Seyran Ateş: Erdoğan – der ewige Diktator

Viele witterten in der Türkei schon einen Regierungswechsel. Doch die Stichwahl gewann Amtsinhaber Recep Tayyip Erdoğan. Seyran Ateş, Rechtsanwältin, Menschenrechtsaktivistin sowie Mitbegründerin der liberalen Ibn Rushd-Goethe-Moschee in Berlin, kommentiert.

1997 zitierte Recep Tayyip Erdoğan nach einem Gedicht von Ziya Gökalp folgende Zeilen: „Die Demokratie ist nur der Zug, auf den wir aufspringen, bis wir am Ziel sind. Die Moscheen sind unsere Kasernen, die Minarette unsere Bajonette, die Moscheekuppeln unsere Helme und die Gläubigen unsere Soldaten.“

Daraufhin wurde Erdoğan wegen religiöser Volksverhetzung zu zehn Monaten Haft verurteilt, von denen er vier absitzen musste. Das machte ihn wütend, denn für ihn war das Zitat auf den Punkt gebracht seine Lebens­realität, sein Leitbild und sein größter Wunsch für „seine“ Türkei. Erdoğan war schon immer ein Islamist – und ebenso durchgehend ein ehrlicher Mann. Er hat stets angekündigt, was er als Nächstes tun wird, um die Demokratie abzuschaffen. Schritt für Schritt hat er dafür nur 20 Jahre gebraucht. 

Sein Kindheitstraum war es, Profi-Fußballer zu werden. Doch sein Vater hatte ihm verboten, auch nur in die Nähe eines Fußballs zu kommen. Die Enttäuschung darüber, von seinem Vater nicht gefördert zu werden, prägte ihn. Erdoğan scheint seine ganze Wut über die Religion und politische Macht zu kompensieren. 

Die Wirtschaft in der Türkei liegt am Boden. Das ganze Land ist regelrecht zerstückelt und zerrieben zwischen Fronten. Erdoğan hat inzwischen so viel Macht in allen Bereichen der Politik, Justiz und den Medien, dass die Opposition keinerlei Chance hatte. Ein Beispiel: Eine Analyse ergab, dass Erdoğan zwischen dem 1. April und dem 3. Mai dieses Jahres 48 Stunden, 45 Minuten und 53 Sekunden im türkischen Staatsfernsehen zu sehen war – sein Gegner Kemal Kiliçdaroğlu dagegen nur 32 Minuten und 23 Sekunden.
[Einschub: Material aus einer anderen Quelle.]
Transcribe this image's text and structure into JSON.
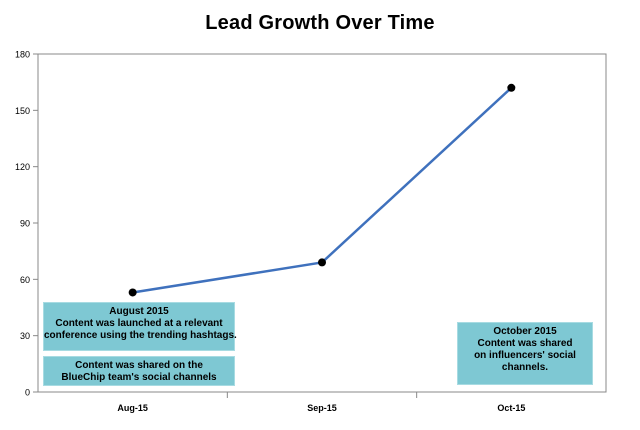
{
  "chart_data": {
    "type": "line",
    "title": "Lead Growth Over Time",
    "xlabel": "",
    "ylabel": "",
    "categories": [
      "Aug-15",
      "Sep-15",
      "Oct-15"
    ],
    "series": [
      {
        "values": [
          53,
          69,
          162
        ]
      }
    ],
    "ylim": [
      0,
      180
    ],
    "yticks": [
      0,
      30,
      60,
      90,
      120,
      150,
      180
    ],
    "grid": false,
    "line_color": "#3f71bd",
    "marker_color": "#000000",
    "annotations": [
      {
        "lines": [
          "August 2015",
          "Content was launched at a relevant",
          "conference using the trending hashtags."
        ]
      },
      {
        "lines": [
          "Content was shared on the",
          "BlueChip team's social channels"
        ]
      },
      {
        "lines": [
          "October 2015",
          "Content was shared",
          "on influencers' social",
          "channels."
        ]
      }
    ]
  }
}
Erdoğans Motto lautet, angelehnt an das des einstigen Römischen Imperiums: Spalte und herrsche! Er sagte den Wählern sinngemäß: Ihr müsst euch entscheiden zwischen denen, die nach der gewonnenen Wahl mit Champagner anstoßen, und denen, die sich zum Dankesgebet verneigen. Dennoch gilt auch: Jedes Volk bekommt die Regierung, die es verdient!